Opponents to the health care plan make the contradicting arguments that the health care plan will be terrible, because it’s run by the government and everything the government does is terrible, but that it will offer unfair competition to the private industry. But there examples of products and services provided by private industry and also provided by the government. In cases where the government version is good, it succeeds in making the private versions better. In cases where the government version is not so good, it at least offers a choice to those who would be left without one. And, in many cases, we all benefit from letting those people have a choice, even if we choose not to use it for ourselves.


In Support of the Health Care Plan

Jim DeMint shined a light on an ugly side of the health care debate; that a big part of the battle is not about what’s good for Americans, but rather about what’s good for Democrats or Republicans. I don’t believe that President Obama entered this fray and opened himself up to a wave of attacks without believing that this is good for America. And while some of his opponents must honestly believe that this is a bad plan, we have seen that much of the opposition is fighting this because they see it as his “Waterloo”.

One common argument against President Obama’s health care reform plan is that it will eliminate your current health care plan. Obama denies this. Who’s lying? As Bobby Jindal eloquently explains, the government will offer an option that is so good, many people will leave their current plan in favor of the government’s. This will force private insurers to improve their plans in order to compete. For that reason, Obama is lying when he says government won’t take away your current plan. I appreciate Governor Jindal’s efforts to clear that up, but his writing doesn’t persuade me to his point of view.

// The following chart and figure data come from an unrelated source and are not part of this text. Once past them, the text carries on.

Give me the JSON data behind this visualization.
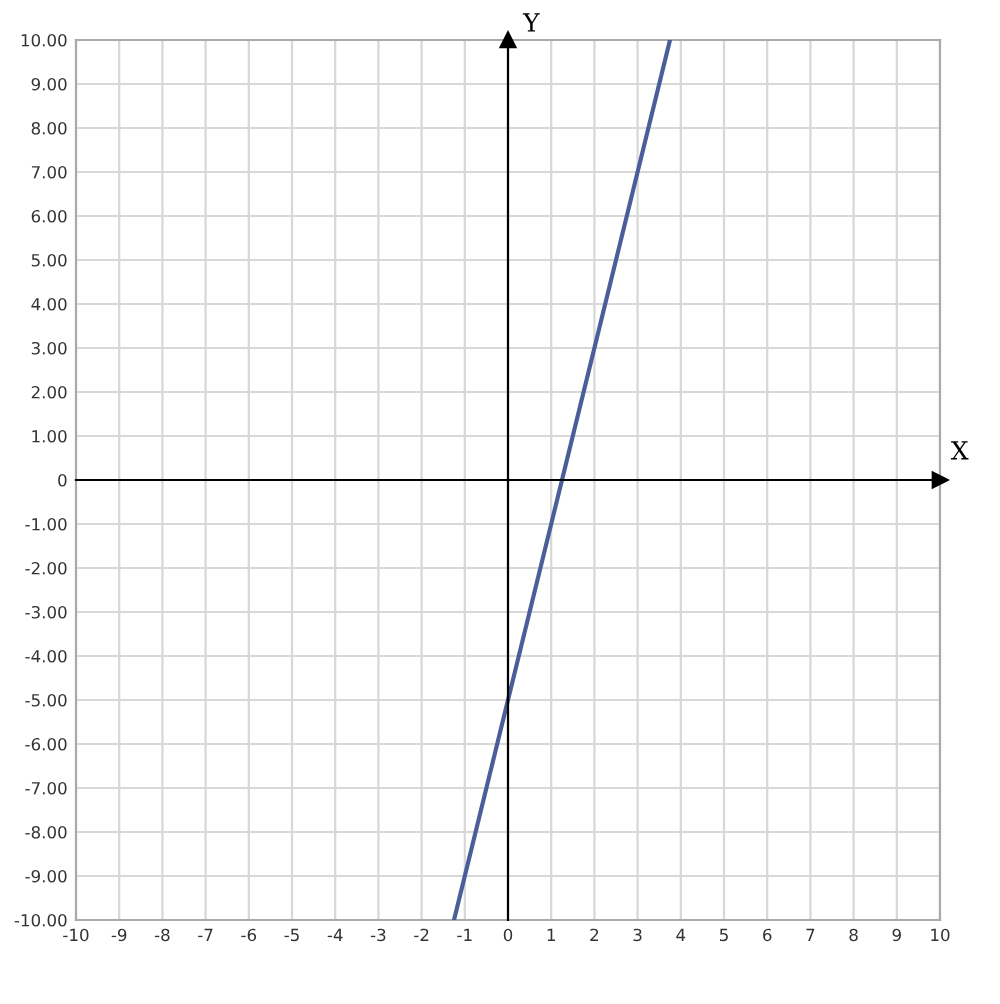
{
  "chart_data": {
    "type": "line",
    "xlabel": "X",
    "ylabel": "Y",
    "x": [
      -1.25,
      3.75
    ],
    "series": [
      {
        "color": "#4a5f9a",
        "values": [
          -10,
          10
        ]
      }
    ],
    "xlim": [
      -10,
      10
    ],
    "ylim": [
      -10,
      10
    ],
    "xticks": [
      -10,
      -9,
      -8,
      -7,
      -6,
      -5,
      -4,
      -3,
      -2,
      -1,
      0,
      1,
      2,
      3,
      4,
      5,
      6,
      7,
      8,
      9,
      10
    ],
    "yticks": [
      {
        "value": -10,
        "label": "-10.00"
      },
      {
        "value": -9,
        "label": "-9.00"
      },
      {
        "value": -8,
        "label": "-8.00"
      },
      {
        "value": -7,
        "label": "-7.00"
      },
      {
        "value": -6,
        "label": "-6.00"
      },
      {
        "value": -5,
        "label": "-5.00"
      },
      {
        "value": -4,
        "label": "-4.00"
      },
      {
        "value": -3,
        "label": "-3.00"
      },
      {
        "value": -2,
        "label": "-2.00"
      },
      {
        "value": -1,
        "label": "-1.00"
      },
      0,
      {
        "value": 1,
        "label": "1.00"
      },
      {
        "value": 2,
        "label": "2.00"
      },
      {
        "value": 3,
        "label": "3.00"
      },
      {
        "value": 4,
        "label": "4.00"
      },
      {
        "value": 5,
        "label": "5.00"
      },
      {
        "value": 6,
        "label": "6.00"
      },
      {
        "value": 7,
        "label": "7.00"
      },
      {
        "value": 8,
        "label": "8.00"
      },
      {
        "value": 9,
        "label": "9.00"
      },
      {
        "value": 10,
        "label": "10.00"
      }
    ],
    "grid": true
  }
}
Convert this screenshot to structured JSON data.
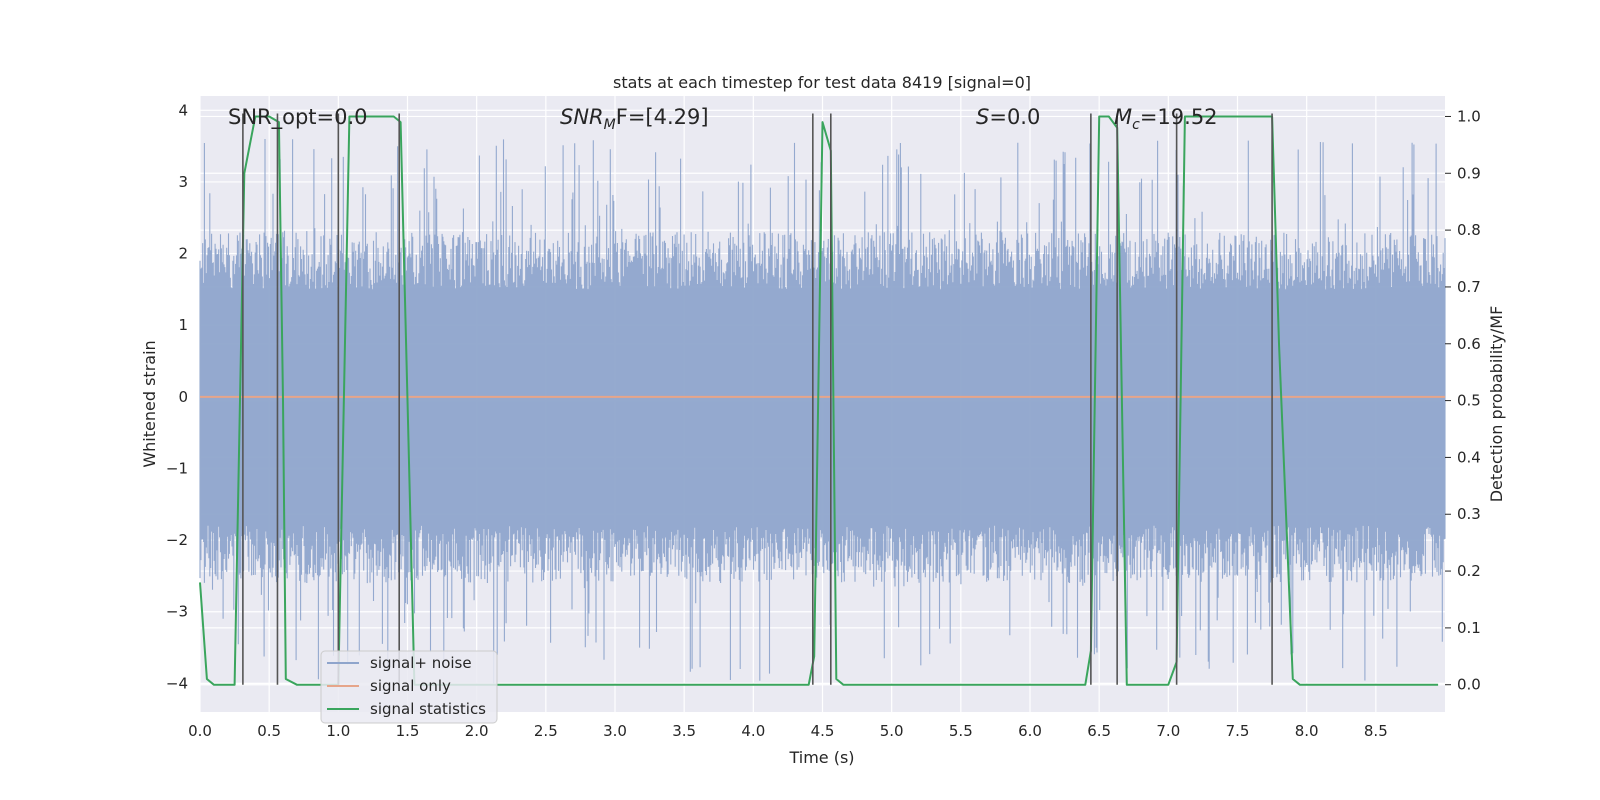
{
  "chart_data": {
    "type": "line",
    "title": "stats at each timestep for test data 8419 [signal=0]",
    "xlabel": "Time (s)",
    "ylabel": "Whitened strain",
    "y2label": "Detection probability/MF",
    "xlim": [
      0,
      9.0
    ],
    "ylim": [
      -4.4,
      4.2
    ],
    "y2lim": [
      -0.048,
      1.036
    ],
    "xticks": [
      "0.0",
      "0.5",
      "1.0",
      "1.5",
      "2.0",
      "2.5",
      "3.0",
      "3.5",
      "4.0",
      "4.5",
      "5.0",
      "5.5",
      "6.0",
      "6.5",
      "7.0",
      "7.5",
      "8.0",
      "8.5"
    ],
    "yticks": [
      "4",
      "3",
      "2",
      "1",
      "0",
      "−1",
      "−2",
      "−3",
      "−4"
    ],
    "y2ticks": [
      "1.0",
      "0.9",
      "0.8",
      "0.7",
      "0.6",
      "0.5",
      "0.4",
      "0.3",
      "0.2",
      "0.1",
      "0.0"
    ],
    "grid": true,
    "legend_position": "lower-left",
    "annotations": {
      "snr_opt": "SNR_opt=0.0",
      "snr_mf_italic": "SNR",
      "snr_mf_sub": "M",
      "snr_mf_rest": "F=[4.29]",
      "s_italic": "S",
      "s_rest": "=0.0",
      "mc_italic": "M",
      "mc_sub": "c",
      "mc_rest": "=19.52"
    },
    "series": [
      {
        "name": "signal+ noise",
        "color": "#8fa5cc",
        "noise_upper_envelope_dense": 1.5,
        "noise_lower_envelope_dense": -1.8,
        "noise_peak_max": 3.6,
        "noise_peak_min": -4.0
      },
      {
        "name": "signal only",
        "color": "#e6a58a",
        "x": [
          0,
          9.0
        ],
        "y": [
          0,
          0
        ]
      },
      {
        "name": "signal statistics",
        "color": "#3aa55d",
        "axis": "right",
        "x": [
          0.0,
          0.05,
          0.1,
          0.25,
          0.32,
          0.4,
          0.5,
          0.57,
          0.6,
          0.62,
          0.7,
          1.0,
          1.08,
          1.2,
          1.4,
          1.45,
          1.5,
          1.55,
          1.6,
          4.4,
          4.44,
          4.5,
          4.56,
          4.6,
          4.65,
          4.7,
          6.4,
          6.44,
          6.5,
          6.57,
          6.63,
          6.7,
          6.75,
          7.0,
          7.06,
          7.12,
          7.2,
          7.5,
          7.75,
          7.8,
          7.9,
          7.95,
          8.5,
          8.95
        ],
        "y": [
          0.18,
          0.01,
          0.0,
          0.0,
          0.9,
          1.0,
          1.0,
          0.99,
          0.5,
          0.01,
          0.0,
          0.0,
          1.0,
          1.0,
          1.0,
          0.99,
          0.5,
          0.0,
          0.0,
          0.0,
          0.05,
          0.99,
          0.94,
          0.01,
          0.0,
          0.0,
          0.0,
          0.06,
          1.0,
          1.0,
          0.98,
          0.0,
          0.0,
          0.0,
          0.04,
          1.0,
          1.0,
          1.0,
          1.0,
          0.6,
          0.01,
          0.0,
          0.0,
          0.0
        ]
      }
    ],
    "vertical_markers_x": [
      0.31,
      0.56,
      1.0,
      1.44,
      4.43,
      4.56,
      6.44,
      6.63,
      7.06,
      7.75
    ],
    "marker_color": "#555555"
  }
}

Another accusation is the common “Government does everything wrong” argument. To that argument I offer these:
->I previously posted about my long and frustrating hours dealing with Verizon, and I’ll soon write about the $70 internet charge on my wife’s cell phone, when she only used it once for less than a half hour.
->My daughter’s hard disk just failed after she had it for about a month.
->The private company that my electric provider hires for cutting trees around electric lines just knocked down a young tree that we liked, outside of their easement.
->It takes about a half hour to go through the express line at Walmart even when there are only four people in front of you.
->In 2005, Private weather forecasting companies like Accuweather, tried to block NOAA from becoming too good at reporting the weather, for fear of competition.
->I believe, from personal experience, that the most dedicated and hardworking people work for the government, both military members and civilians.
.. and about medical care..
->We’ve often had to wait months to see a doctor. This is true for a lot of people, even those who say “If we have ‘socialized medicine’, we’ll have to wait months to see a doctor!”.
->Dealing with billing from private health insurers is no less a hassle than dealing with the government.
->I’ve been lucky enough to have a government provided health care plan for the past 26 years, and it hasn’t been perfect, but I’ve been happy with it.
It’s not that I believe that we should turn everything over to the government, I’m just saying that “Government sucks at everything” is a false argument.

But the mostly I admit that there are huge details hidden in pages of text, and I can’t decipher it all, so I have to look at who’s supporting or opposing this plan and why. And I see a lot people supporting this plan because they believe it’s good for the American people and I see a lot of people opposing it for ideology and political gain.